RUSSELL: If something - if you have a good rapport then you're friends and you're offered projects together or you discover stories together. Jennifer and I discovered this story together, and it was evident to us we would only do it with each other. You know, you have Scorsese who worked with De Niro and - or DiCaprio. You have William Wyler who worked with Bette Davis. You have George Cukor who worked with Katharine Hepburn. I just - people get to be friends and then there's a - that's a - you can take risks together and each time out you take a different risk.

WERTHEIMER: There's a title page at the beginning of the movie - inspired by true stories of daring women. That's what you were looking for, daring women.
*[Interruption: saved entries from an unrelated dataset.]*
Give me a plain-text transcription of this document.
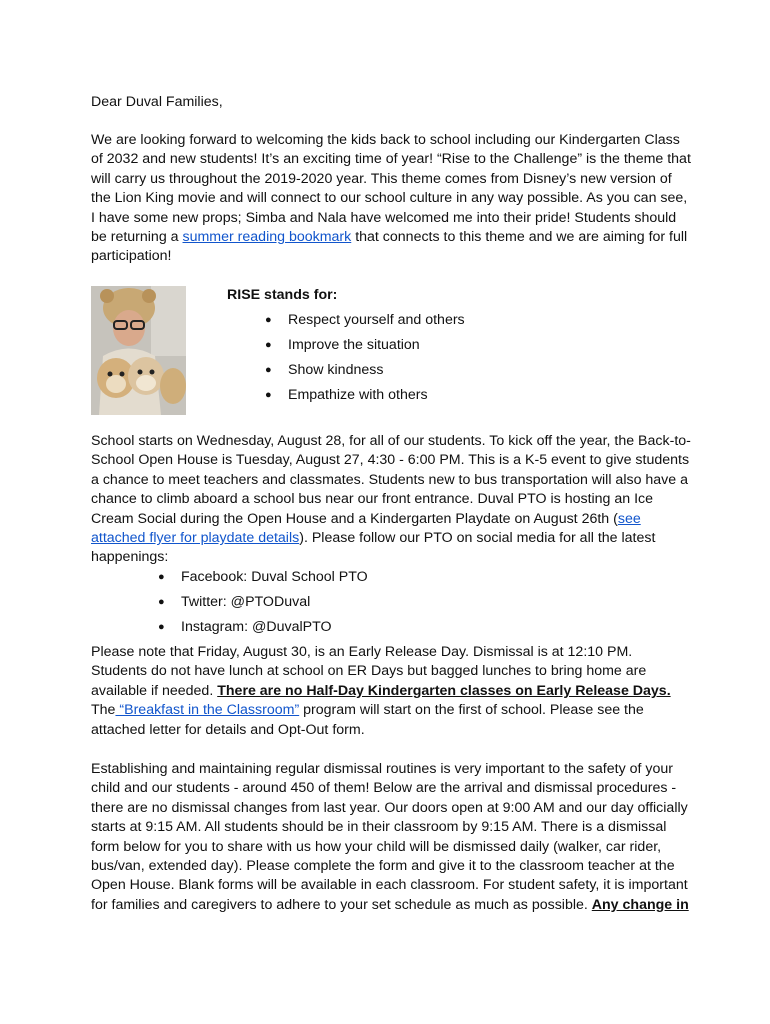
Dear Duval Families,

We are looking forward to welcoming the kids back to school including our Kindergarten Class of 2032 and new students! It’s an exciting time of year! “Rise to the Challenge” is the theme that will carry us throughout the 2019-2020 year. This theme comes from Disney’s new version of the Lion King movie and will connect to our school culture in any way possible. As you can see, I have some new props; Simba and Nala have welcomed me into their pride! Students should be returning a summer reading bookmark that connects to this theme and we are aiming for full participation!

RISE stands for:
● Respect yourself and others
● Improve the situation
● Show kindness
● Empathize with others

School starts on Wednesday, August 28, for all of our students. To kick off the year, the Back-to-School Open House is Tuesday, August 27, 4:30 - 6:00 PM. This is a K-5 event to give students a chance to meet teachers and classmates. Students new to bus transportation will also have a chance to climb aboard a school bus near our front entrance. Duval PTO is hosting an Ice Cream Social during the Open House and a Kindergarten Playdate on August 26th (see attached flyer for playdate details). Please follow our PTO on social media for all the latest happenings:

● Facebook: Duval School PTO
● Twitter: @PTODuval
● Instagram: @DuvalPTO

Please note that Friday, August 30, is an Early Release Day. Dismissal is at 12:10 PM. Students do not have lunch at school on ER Days but bagged lunches to bring home are available if needed. There are no Half-Day Kindergarten classes on Early Release Days. The “Breakfast in the Classroom” program will start on the first of school. Please see the attached letter for details and Opt-Out form.

Establishing and maintaining regular dismissal routines is very important to the safety of your child and our students - around 450 of them! Below are the arrival and dismissal procedures - there are no dismissal changes from last year. Our doors open at 9:00 AM and our day officially starts at 9:15 AM. All students should be in their classroom by 9:15 AM. There is a dismissal form below for you to share with us how your child will be dismissed daily (walker, car rider, bus/van, extended day). Please complete the form and give it to the classroom teacher at the Open House. Blank forms will be available in each classroom. For student safety, it is important for families and caregivers to adhere to your set schedule as much as possible. Any change in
RUSSELL: Yeah, that's what I think we - I hadn't made that movie before and when I ever met the real Joy Mangano, which happened because De Niro insisted we meet her and her father, that's what she felt like to us. She impressed us with her quiet, serene authority with herself

WERTHEIMER: Do you think Jennifer Lawrence pulled it off?

RUSSELL: Oh, unquestionably, I think Jennifer Lawrence is that inside of herself. As long as I've known her she's been both 10 years old and 50 years old. And we've watched her grow up since she walked on "Silver Linings Playbook" as a 20-year-old and had not been - "Hunger Games" had not come out. And I've watched her have to take on and deal with a great deal of attention and resources and people. And that is also what the movie's about, going beyond success, what is success 'cause I think success is misperceived as just a cake and it isn't. There is many things inside that success. There's a maturity and a heartbreak and sadness and broken glass. And if you can come through that and still have some connection to your joy you felt when you were a child that's a very mature kind of a joy that I find inspiring. And Jennifer has all that in her, and I've watched her have to go through it even in the last five years.

WERTHEIMER: Mr. Russell's newest movie is called "Joy" with Jennifer Lawrence in the title role. David O. Russell, thank you very much.